Just north on to Franklin Street from 4th Avenue, Old School Pizzeria draws customers in with the infectious disco and funk spewn from its open doors. The nostalgic painting of a UFO blasting a generic purple nebula is only as welcoming as the one of a unicorn-pegasus sporting a strawberry blond hair-metal cut opposing it.

It’s tempting to buy two slices beneath the Dio posters and chalkboard menu, but just one can feel like a whole meal.

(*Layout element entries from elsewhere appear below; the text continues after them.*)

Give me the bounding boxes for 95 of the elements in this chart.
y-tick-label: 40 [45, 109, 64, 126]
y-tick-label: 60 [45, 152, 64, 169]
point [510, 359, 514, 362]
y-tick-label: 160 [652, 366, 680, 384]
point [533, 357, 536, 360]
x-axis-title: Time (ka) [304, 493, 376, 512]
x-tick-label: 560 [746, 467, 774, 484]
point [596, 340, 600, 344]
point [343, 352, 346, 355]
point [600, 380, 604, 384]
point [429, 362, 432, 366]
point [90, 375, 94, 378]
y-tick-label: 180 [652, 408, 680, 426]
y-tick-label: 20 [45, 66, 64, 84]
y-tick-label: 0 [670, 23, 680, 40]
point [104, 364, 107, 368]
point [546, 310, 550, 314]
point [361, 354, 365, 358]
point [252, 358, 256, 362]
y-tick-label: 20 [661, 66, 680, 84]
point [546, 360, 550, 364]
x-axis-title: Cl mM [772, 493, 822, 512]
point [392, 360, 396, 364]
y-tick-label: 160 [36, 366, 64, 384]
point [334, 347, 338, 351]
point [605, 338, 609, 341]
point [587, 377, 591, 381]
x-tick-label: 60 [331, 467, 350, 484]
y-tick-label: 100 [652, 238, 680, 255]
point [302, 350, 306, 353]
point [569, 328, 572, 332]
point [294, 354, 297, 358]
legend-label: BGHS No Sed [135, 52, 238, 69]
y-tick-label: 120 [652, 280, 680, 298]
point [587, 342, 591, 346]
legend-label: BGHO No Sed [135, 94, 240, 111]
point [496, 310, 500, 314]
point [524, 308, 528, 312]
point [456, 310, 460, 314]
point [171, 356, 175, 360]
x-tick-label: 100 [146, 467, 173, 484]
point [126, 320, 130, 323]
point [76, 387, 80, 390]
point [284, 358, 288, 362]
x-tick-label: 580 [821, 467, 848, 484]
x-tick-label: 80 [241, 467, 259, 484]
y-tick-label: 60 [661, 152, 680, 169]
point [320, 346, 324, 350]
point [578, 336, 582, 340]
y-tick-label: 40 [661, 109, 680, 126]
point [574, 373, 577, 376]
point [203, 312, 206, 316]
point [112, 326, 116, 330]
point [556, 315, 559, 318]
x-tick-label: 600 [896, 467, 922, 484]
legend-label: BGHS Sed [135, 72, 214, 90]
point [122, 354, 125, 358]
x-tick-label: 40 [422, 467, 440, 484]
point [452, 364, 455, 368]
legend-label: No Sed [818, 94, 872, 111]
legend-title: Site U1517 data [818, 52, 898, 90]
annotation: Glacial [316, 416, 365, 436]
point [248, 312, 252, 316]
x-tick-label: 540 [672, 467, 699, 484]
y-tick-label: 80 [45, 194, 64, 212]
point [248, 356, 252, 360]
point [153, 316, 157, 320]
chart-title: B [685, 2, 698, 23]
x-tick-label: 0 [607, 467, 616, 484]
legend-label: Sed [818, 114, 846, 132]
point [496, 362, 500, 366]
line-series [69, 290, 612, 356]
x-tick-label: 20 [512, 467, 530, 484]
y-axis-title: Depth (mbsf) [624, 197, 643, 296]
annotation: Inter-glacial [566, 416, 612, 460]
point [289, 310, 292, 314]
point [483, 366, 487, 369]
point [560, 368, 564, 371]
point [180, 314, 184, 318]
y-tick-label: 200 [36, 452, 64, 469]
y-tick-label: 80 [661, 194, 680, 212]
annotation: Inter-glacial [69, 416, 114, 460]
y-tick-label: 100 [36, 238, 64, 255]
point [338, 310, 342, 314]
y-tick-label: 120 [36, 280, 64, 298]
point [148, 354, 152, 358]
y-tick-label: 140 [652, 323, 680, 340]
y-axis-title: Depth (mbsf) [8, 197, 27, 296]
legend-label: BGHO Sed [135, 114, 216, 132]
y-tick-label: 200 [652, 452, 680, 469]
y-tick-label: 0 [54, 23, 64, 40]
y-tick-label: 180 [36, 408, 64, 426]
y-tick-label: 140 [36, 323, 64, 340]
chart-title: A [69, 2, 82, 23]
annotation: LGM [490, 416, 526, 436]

A wide spectrum of fresh, slices are available from day-to-day, whether glistening with sausage and Canadian bacon, or painted with the greens of basil and spinach.

AREPA LATIN STREET FOOD

4th Ave E & Plum St

“An Arepa [a-ré-pa], a dish made of ground corn dough filled with a variety of cheeses, meats, and veggies,” the menu says, assuring those cultured enough to eat it are cultured enough to pronounce it.

No hip metropolitan center seems complete these days without a fleet of food trucks. For today’s urbanites with a cash flow, there’s something irresistible about being able to buy a $9 sandwich in the same airspace as a homeless person.

The mission of the modern food truck is simple: provide artisanal upper-class food to foodies, while maintaining the fashionable poverty associated with food trucks. Finally, no one must pick between the cool of gourmet or the street cred of buying your food from a car.

Olympia’s chow-cruisers have set up fort in a dusty lot by 4th Avenue and Plum Street, up toward the east end of town. Nestled in the back, against Old School’s historic mural of Yoda and Co. floating in space, sits the Arepa truck, decorated with artful photos of corn, tropical living, other Latin American tropes, and what appear to be a freckled American’s Instagram pictures.

Be kind to whoever is working the counter, they’ve been recently pestered by fashionably spiritual moms trying to get more ice for their kid’s soda and ex-punk dads bragging about their vacation to Venezuela last year.

A light bulb-sized burger is $4; it tastes good and digests well. That’s about it. If you want the food they liked enough to name themselves after, it’s $7.

OLYMPIA HOT DOG COMPANY

311 4th Ave E

Those with a more streetwise stomach will do well with the grub just around the corner from Old School. Stuffed between the ash black walls of Jake’s CCTV’d gay bar and Jamie Lee and Company’s pastel pink and blue hair salon, the saturated yellows and reds highlight just what’s good at Olympia Hot Dog Company: where the condiments are closer to the curbside puddles than the kitchen.

Literally a hole in the wall, Olympia Hot Dog Company has a refreshing style of street food: cheap. Believe it or not, $5 gets you plenty. Lit up at night with Christmas lights strikingly familiar to those in dorm rooms, these dogs are made to be blanketed with jalapeños and sauerkraut while stumbling your way from concert to concert.

The food does exactly what you think it does. The optional (but recommended) Seattle-style cream cheese adds a soft landing to each bite, which imbues you with a communal satisfaction from decades of munchie hunters. It can feel like the pig you just ate spent its Friday nights at crust punk shows and is trying to start a mosh pit in your stomach, but anyone who gets food here knows what they’re getting into.